I just do. As a solo family doctor, I'm fee-for-service, which means, if you come in to see me and I spend 15 minutes with you for strep throat, I'm paid $35. If I spend a half hour with you, I'm paid $65 for counselling. If I spend an hour with you, I'm paid $120. We're paid a lot less than psychologists, but we have codes we can bill for counselling.

Often what happens in my day, there are some patients who come every week for whom I am their therapist and I can book that in my schedule. So I'm making the choice to see one person for that longer period of time rather than see more patients. We do have a doctor shortage so that makes it harder for other people to see me if they have a sore throat. But I think it's really important.

Then, I have patients who call in to renew their medication. So I'll have them booked for 15 minutes, but when they come in, they burst into tears and tell me their father is bi-polar and is right now somewhere traipsing around in Europe, that 15-minute appointment becomes a 45-minute appointment and everybody is in my waiting room.

My own family doctor who does the same thing has told me over the years, people who don't want to wait have kind of left his practice and went elsewhere. But people appreciate if they have an issue, I will stop what I'm doing and will literally turn to them and say, "What's going on?" That's the trade-off.

People will wait happily for 45 minutes if they're waiting at a restaurant where they want to eat. They can wait 45 minutes in my office if that's what they need to do so I can spend the time if somebody is in crisis.

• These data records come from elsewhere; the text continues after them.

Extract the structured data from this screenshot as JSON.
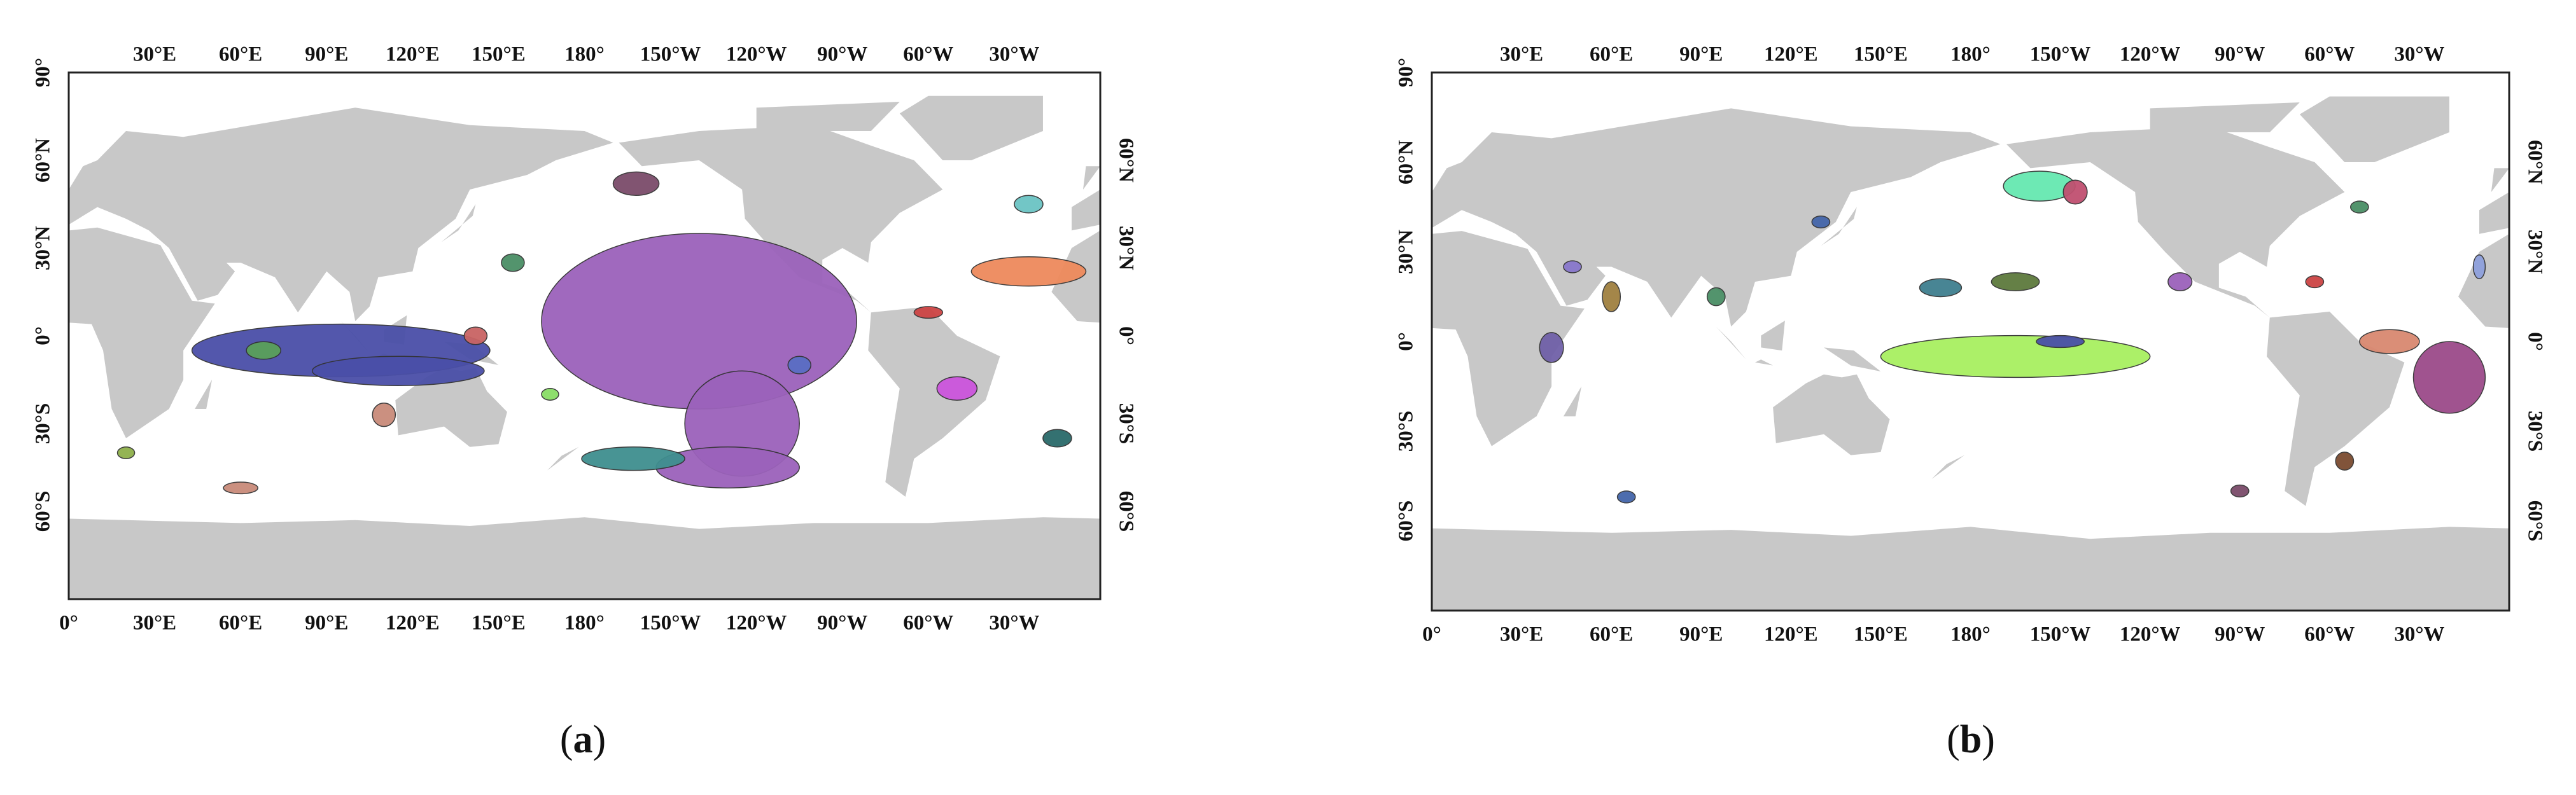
{
  "panels": [
    {
      "caption": {
        "open": "(",
        "letter": "a",
        "close": ")"
      },
      "top_labels": [
        "30°E",
        "60°E",
        "90°E",
        "120°E",
        "150°E",
        "180°",
        "150°W",
        "120°W",
        "90°W",
        "60°W",
        "30°W"
      ],
      "bottom_labels": [
        "0°",
        "30°E",
        "60°E",
        "90°E",
        "120°E",
        "150°E",
        "180°",
        "150°W",
        "120°W",
        "90°W",
        "60°W",
        "30°W"
      ],
      "left_labels": [
        "90°",
        "60°N",
        "30°N",
        "0°",
        "30°S",
        "60°S"
      ],
      "right_labels": [
        "60°N",
        "30°N",
        "0°",
        "30°S",
        "60°S"
      ]
    },
    {
      "caption": {
        "open": "(",
        "letter": "b",
        "close": ")"
      },
      "top_labels": [
        "30°E",
        "60°E",
        "90°E",
        "120°E",
        "150°E",
        "180°",
        "150°W",
        "120°W",
        "90°W",
        "60°W",
        "30°W"
      ],
      "bottom_labels": [
        "0°",
        "30°E",
        "60°E",
        "90°E",
        "120°E",
        "150°E",
        "180°",
        "150°W",
        "120°W",
        "90°W",
        "60°W",
        "30°W"
      ],
      "left_labels": [
        "90°",
        "60°N",
        "30°N",
        "0°",
        "30°S",
        "60°S"
      ],
      "right_labels": [
        "60°N",
        "30°N",
        "0°",
        "30°S",
        "60°S"
      ]
    }
  ]
}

They also know I'll take the time and advocate for them. I write letters for workplaces or if someone is living with city housing and they have asthma and are struggling because there's mould in the walls, that appointment, which might have been booked for half an hour might end up taking an hour. You can't just give someone a puffer. We need to make sure that everything the patient needs is addressed.

This interview has been edited and condensed.

The Toronto launch of Much Madness, Divinest Sense takes place 7:30 p.m. Thursday at Another Story Bookshop, 315 Roncesvalles Ave.